A tree, with thick deeply furrowed bark, slender terete glabrous light red or brown branchlets, without a terminal bud, marked by elevated nearly triangular leaf-scars displaying a lunate row of crowded fibro-vascular bundle-scars, and numerous elevated oblong dark lenticels, acid foliage, and fibrous roots. Winter-buds axillary, minute, partly immersed in the bark, obtuse, covered with opposite broad-ovate dark red scales rounded at apex, those of the inner ranks accrescent. Leaves alternate, revolute in the bud, oblong or lanceolate, acute, gradually contracted at base into a long slender petiole, serrate with minute incurved callous teeth, penniveined, with a conspicuous bright yellow midrib and reticulate veinlets, thin and firm, dark green and lustrous on the upper surface, pale and glaucous on the lower surface, glabrous or at first slightly puberulous, deciduous. Flowers on erect clavate pedicels coated with hoary pubescence and bibracteolate above the middle, with linear acute caducous bractlets, in puberulous panicles of secund racemes appearing in summer and terminal on axillary leading shoots of the year, the lower racemes in the axils of upper leaves; calyx free, divided nearly to the base, the divisions valvate in the bud, ovate-lanceolate, acute, pubescent or puberulous on the outer surface, persistent under the fruit; corolla hypogynous, cylindric to ovate-cylindric, white, puberulous, 5-lobed, the lobes minute, ovate, acute, reflexed; stamens 10, included; filaments subulate, broad, pilose, inserted on the very base of the corolla; anthers linear-oblong, narrower than the filaments, the cells opening from the apex to the middle; disk thin, obscurely 10-lobed; ovary broad-ovoid, pubescent, 5-celled; style columnar, thick, exserted, crowned with a simple stigma; ovules attached to an axile placenta rising from the base of the cell, ascending, amphitropous. Fruit a 5-celled ovoid-pyramidal many-seeded capsule crowned with the remnants of the persistent style, 5-lobed, puberulous, loculicidally 5-valved, the valves woody, separating from the central persistent placentiferous axis, many-seeded. Seeds ascending, elongated; seed-coat membranaceous, loose, reticulated, produced at the ends into long slender points; embryo minute, axile in fleshy albumen, cylindric; radicle terete, next the hilum.

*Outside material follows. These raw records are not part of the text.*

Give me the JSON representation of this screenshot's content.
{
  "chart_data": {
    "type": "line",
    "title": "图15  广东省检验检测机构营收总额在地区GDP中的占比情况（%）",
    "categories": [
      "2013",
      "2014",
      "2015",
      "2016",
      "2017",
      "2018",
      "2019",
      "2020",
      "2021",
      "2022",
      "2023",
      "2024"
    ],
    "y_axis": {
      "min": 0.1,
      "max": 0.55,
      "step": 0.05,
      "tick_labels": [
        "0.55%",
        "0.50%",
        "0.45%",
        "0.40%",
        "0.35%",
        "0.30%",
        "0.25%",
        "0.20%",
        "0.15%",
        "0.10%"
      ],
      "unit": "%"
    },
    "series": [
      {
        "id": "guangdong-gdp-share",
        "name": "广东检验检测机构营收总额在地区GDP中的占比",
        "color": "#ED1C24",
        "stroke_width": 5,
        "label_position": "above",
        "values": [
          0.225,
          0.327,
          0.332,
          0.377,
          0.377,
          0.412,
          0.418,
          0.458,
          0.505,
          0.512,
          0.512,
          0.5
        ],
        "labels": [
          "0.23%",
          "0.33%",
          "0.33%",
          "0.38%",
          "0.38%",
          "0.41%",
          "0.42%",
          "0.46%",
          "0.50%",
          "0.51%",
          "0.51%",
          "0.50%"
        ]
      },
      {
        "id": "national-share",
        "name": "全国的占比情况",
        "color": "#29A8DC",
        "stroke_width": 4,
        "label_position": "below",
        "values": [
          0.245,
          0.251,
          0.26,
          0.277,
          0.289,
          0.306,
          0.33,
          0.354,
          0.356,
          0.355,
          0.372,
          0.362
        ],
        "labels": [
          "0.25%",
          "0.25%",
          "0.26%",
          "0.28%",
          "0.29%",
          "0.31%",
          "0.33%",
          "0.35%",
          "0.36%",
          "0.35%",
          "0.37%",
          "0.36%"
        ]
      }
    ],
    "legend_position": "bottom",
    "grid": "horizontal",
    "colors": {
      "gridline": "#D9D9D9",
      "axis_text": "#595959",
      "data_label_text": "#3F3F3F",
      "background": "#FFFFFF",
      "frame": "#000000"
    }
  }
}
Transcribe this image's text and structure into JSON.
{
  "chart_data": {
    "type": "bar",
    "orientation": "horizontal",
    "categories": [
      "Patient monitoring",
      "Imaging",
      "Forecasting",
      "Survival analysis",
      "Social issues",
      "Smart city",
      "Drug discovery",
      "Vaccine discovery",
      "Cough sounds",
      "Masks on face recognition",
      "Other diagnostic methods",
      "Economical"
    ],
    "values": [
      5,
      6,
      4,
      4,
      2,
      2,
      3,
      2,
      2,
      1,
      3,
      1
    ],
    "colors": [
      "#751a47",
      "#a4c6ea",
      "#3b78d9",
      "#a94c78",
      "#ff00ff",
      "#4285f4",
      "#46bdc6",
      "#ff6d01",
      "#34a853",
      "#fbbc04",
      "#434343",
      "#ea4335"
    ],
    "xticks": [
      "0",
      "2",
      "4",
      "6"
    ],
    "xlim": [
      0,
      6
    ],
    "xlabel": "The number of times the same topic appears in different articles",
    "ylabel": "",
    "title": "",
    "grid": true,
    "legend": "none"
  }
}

The genus consists of a single species.

The generic name is from ὀξύς and δένδρον, in allusion to the acid foliage.

1. [Oxydendrum arboreum] DC. Sorrel-tree. Sour Wood.

Leaves when they unfold bronze-green, very lustrous and glabrous with the exception of a slight pubescence on the upper side of the midrib and a few scattered hairs on the under side of the midrib and on the petioles, and at maturity 5′—7′ long and 1½′—2½′ wide; turning bright scarlet in the autumn; petioles ⅔′ in length. Flowers opening late in July or early in August, ⅓′ long, in panicles 7′—8′ in length. Fruit ⅓′—½′ long, hanging in drooping clusters sometimes a foot in length, ripening in September, the empty capsules often persistent on the branches until late in the autumn; seeds about ⅛′ long, pale brown.